Hobbs nodded. Portions of the cut were deep, but it wasn’t going to kill anybody, so Adams stayed with his worry about Hobbs’s heart.
“I want to wrap it in something clean, take you to town to see the doc.”
Hobbs’s left leg went rigid. The other leg flexed as if something was snaking inside it. Adams knelt closer, touching Hobbs’s elbow with both hands, feeling how cold his skin was against Hobbs’s. “I don’t mean a hospital, C.D., not like that. Just stitches and a antibiotic.”
“You do it.” The blued eyes rolled upward in their sockets, spooked and unforgiving at the same time. Adams had to look away.
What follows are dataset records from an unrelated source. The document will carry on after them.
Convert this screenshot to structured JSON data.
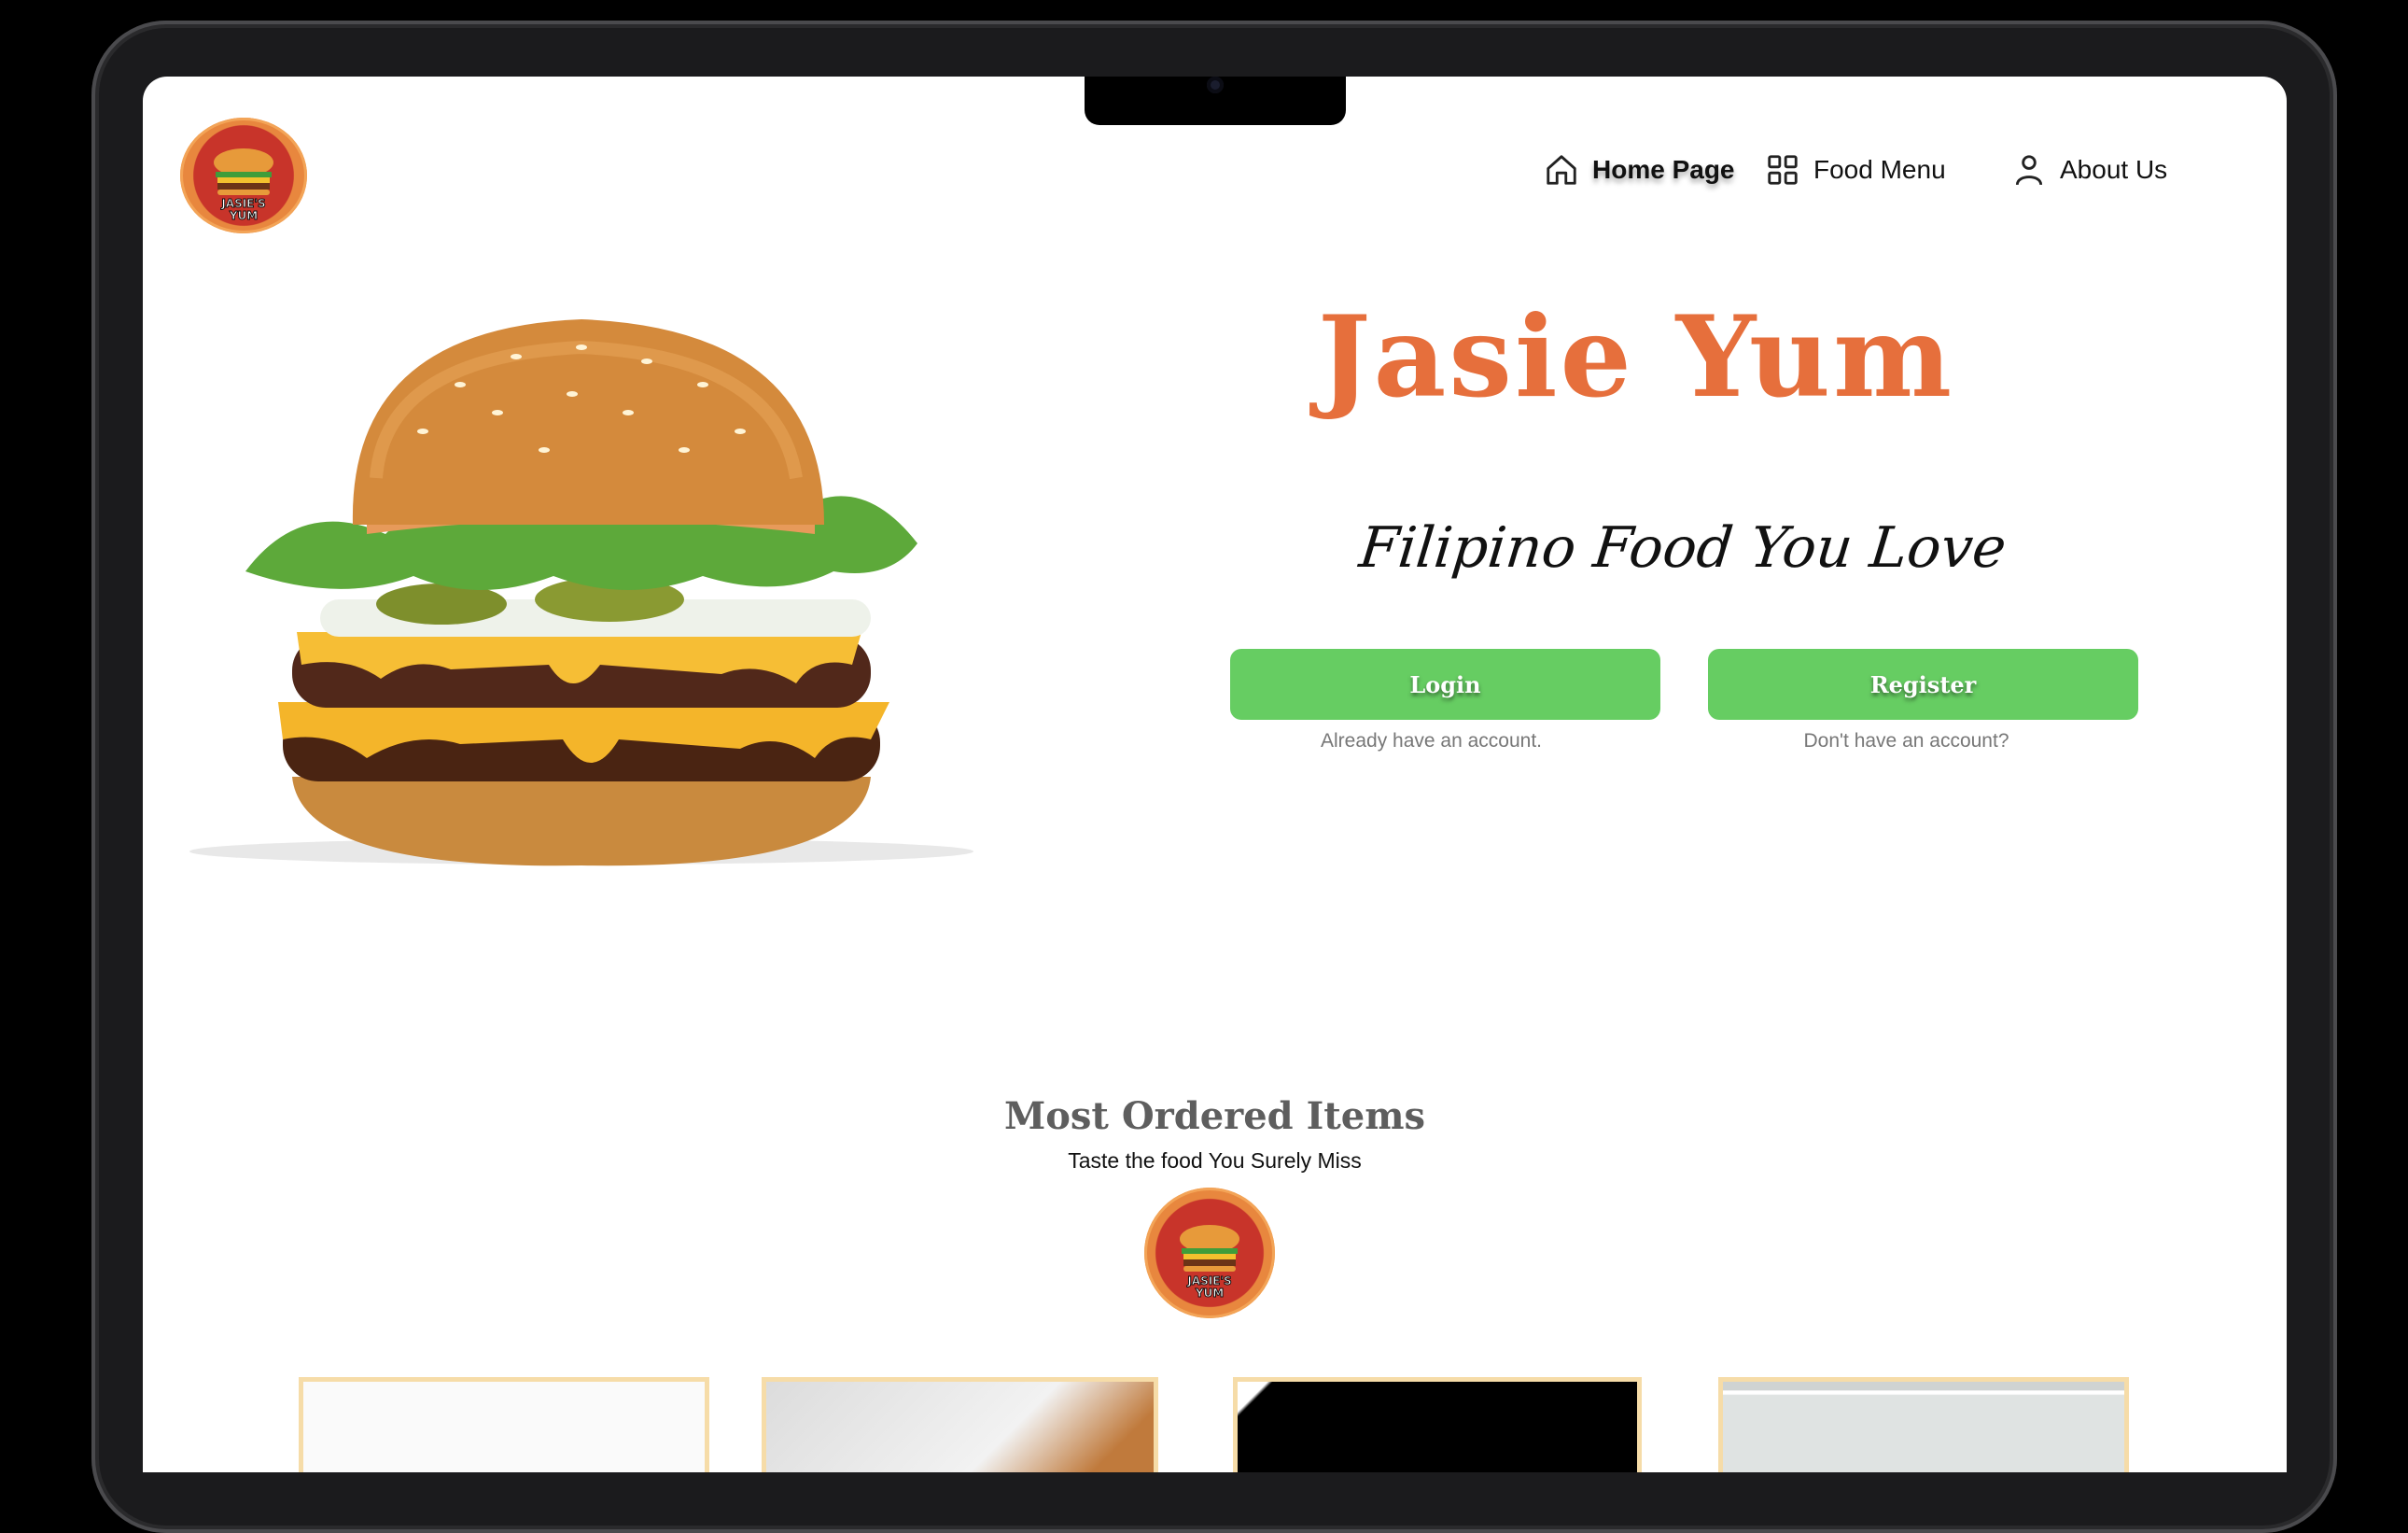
{
  "logo": {
    "line1": "JASIE'S",
    "line2": "YUM"
  },
  "nav": {
    "home": "Home Page",
    "menu": "Food Menu",
    "about": "About Us"
  },
  "hero": {
    "title": "Jasie Yum",
    "tagline": "Filipino Food You Love",
    "login_label": "Login",
    "register_label": "Register",
    "login_hint": "Already have an account.",
    "register_hint": "Don't have an account?"
  },
  "section": {
    "title": "Most Ordered  Items",
    "subtitle": "Taste the food You Surely Miss"
  },
  "colors": {
    "brand_orange": "#e66f3c",
    "button_green": "#66cd62",
    "card_border": "#f6dca8"
  }
}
“Oh, hell. Don’t make me—” But what could he promise that Hobbs would believe when it came to doctors? He’d burned that damn bridge a long time ago. “What were you doing, C.D.? You didn’t have to work in here without me. We’re not in a hurry, and you—”
“P-please.”
“Jesus, then. Jesus Christ. Can you move your fingers, all five of them, because if you can’t move your fingers, I’m not touching you.” He knew he’d turned the corner as soon as he opened his mouth. He couldn’t say exactly what had taken him around the turn, but it was happening. He was going to do whatever it took to keep Hobbs from going off the deep end. He held Hobbs’s arm at the bicep and watched the flat, glistening sheath of a tendon slide under the gap of the wound. It reminded him of a ewe he’d once found in Lame Jack Gulch. Coyotes had ripped at her right hind Achilles until you could see exactly how it worked.
Hobbs slumped against the kitchen wall. He appeared exhausted. And grateful. There was dried spit at the corners of his mouth. “I got to get the kit from the barn,” Adams said. “You be all right for a minute?”
Hobbs gave half a nod. His eyelids were closed, but Adams could see that his eyes were moving left, then right, as if they were tracking something small and slow in the distance. “Is there anything else going on, C.D? Does your chest hurt? Your head? Did you see something that made you….” He paused to lick at his lips. “Shit, did you cut yourself without meaning to? I don’t want to make a mistake here.”